NEW YORK (Reuters Health) - New data from the California Women's Health Survey suggest that the use of folic acid supplements is declining among Hispanic women and among less educated women in the state.

Suzanne Haydu and colleagues from the California Department of Public Health report these findings in the current issue of Morbidity and Mortality Weekly Report, a publication of the U.S. Centers for Disease Control and Prevention.

Studies have shown that adequate levels of folic acid are important during pregnancy to lower the chances of having an infant with a serious neurological defect such as spina bifida - and folic acid is believed to be especially important in the first trimester.

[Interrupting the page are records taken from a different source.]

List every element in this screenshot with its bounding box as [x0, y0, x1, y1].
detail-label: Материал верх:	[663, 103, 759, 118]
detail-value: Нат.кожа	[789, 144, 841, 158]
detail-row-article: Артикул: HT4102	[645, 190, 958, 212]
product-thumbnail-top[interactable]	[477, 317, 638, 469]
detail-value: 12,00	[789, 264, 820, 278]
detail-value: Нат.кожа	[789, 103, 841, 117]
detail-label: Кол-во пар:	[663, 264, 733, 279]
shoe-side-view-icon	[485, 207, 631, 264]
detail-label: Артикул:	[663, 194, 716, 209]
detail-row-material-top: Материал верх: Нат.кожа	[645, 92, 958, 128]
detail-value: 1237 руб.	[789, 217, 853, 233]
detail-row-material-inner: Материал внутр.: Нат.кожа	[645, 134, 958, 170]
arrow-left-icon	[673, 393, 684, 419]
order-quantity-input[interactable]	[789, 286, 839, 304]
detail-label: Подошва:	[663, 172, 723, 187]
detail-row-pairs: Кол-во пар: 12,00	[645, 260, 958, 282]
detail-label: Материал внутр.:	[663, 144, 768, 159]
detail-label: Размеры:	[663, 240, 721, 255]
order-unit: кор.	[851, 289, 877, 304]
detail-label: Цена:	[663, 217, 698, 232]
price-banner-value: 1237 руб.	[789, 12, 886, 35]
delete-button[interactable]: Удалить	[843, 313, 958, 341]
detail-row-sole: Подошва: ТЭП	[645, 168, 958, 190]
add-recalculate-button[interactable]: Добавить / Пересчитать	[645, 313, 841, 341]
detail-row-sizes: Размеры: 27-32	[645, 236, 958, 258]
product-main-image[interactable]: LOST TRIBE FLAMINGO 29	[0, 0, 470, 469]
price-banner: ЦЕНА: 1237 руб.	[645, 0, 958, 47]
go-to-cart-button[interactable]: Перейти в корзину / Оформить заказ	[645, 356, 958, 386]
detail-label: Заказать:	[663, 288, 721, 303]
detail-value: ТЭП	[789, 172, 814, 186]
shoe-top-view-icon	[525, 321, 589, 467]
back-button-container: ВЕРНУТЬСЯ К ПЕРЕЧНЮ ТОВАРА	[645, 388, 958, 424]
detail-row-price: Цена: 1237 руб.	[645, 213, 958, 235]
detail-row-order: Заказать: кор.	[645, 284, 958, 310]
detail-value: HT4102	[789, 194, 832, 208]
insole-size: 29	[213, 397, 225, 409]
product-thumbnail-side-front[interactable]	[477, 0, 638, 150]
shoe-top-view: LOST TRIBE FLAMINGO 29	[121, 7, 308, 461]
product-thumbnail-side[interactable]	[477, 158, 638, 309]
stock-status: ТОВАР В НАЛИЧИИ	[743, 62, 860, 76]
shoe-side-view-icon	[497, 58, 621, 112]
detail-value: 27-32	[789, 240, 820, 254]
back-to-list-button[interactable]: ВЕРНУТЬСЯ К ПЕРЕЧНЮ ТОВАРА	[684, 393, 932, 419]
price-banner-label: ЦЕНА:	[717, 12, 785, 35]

Because half of all pregnancies in the U.S. and not planned and most women don't know they are pregnant immediately, the Institute of Medicine recommends that all women of childbearing age consume at least 400 micrograms of folic acid daily through dietary supplements, fortified foods or a combination of the two.

The downward trend in folic acid use is worrisome for several reasons, they point out. The number of pregnancies affected by a neural tube defect is twice as high among Hispanic women as white women in California; the number of births among Hispanics in the state has risen steadily in the last decade; and Hispanics account for 52 percent of all births in the state.

The number of California women ages 18 to 44 years taking folic acid supplements daily did not change much from 2002 (40 percent) to 2006 (41 percent), and a drop off was noted in 2005 (36.5 percent), Haydu and colleagues report.

However, among Hispanic women, the daily use of folic acid supplements fell significantly from 32.8 percent in 2002 to 30.2 percent in 2006.

The researchers warn that California and all other states are "far from meeting the Healthy People 2010 objective for folic acid intake." This goal is to increase the proportion of nonpregnant women between 15 and 44 years who consume at least 400 micrograms of folic acid daily to 80 percent.

Additional targeted and evidence-based public health interventions are needed to increase folic acid intake among these populations, Haydu and colleagues conclude.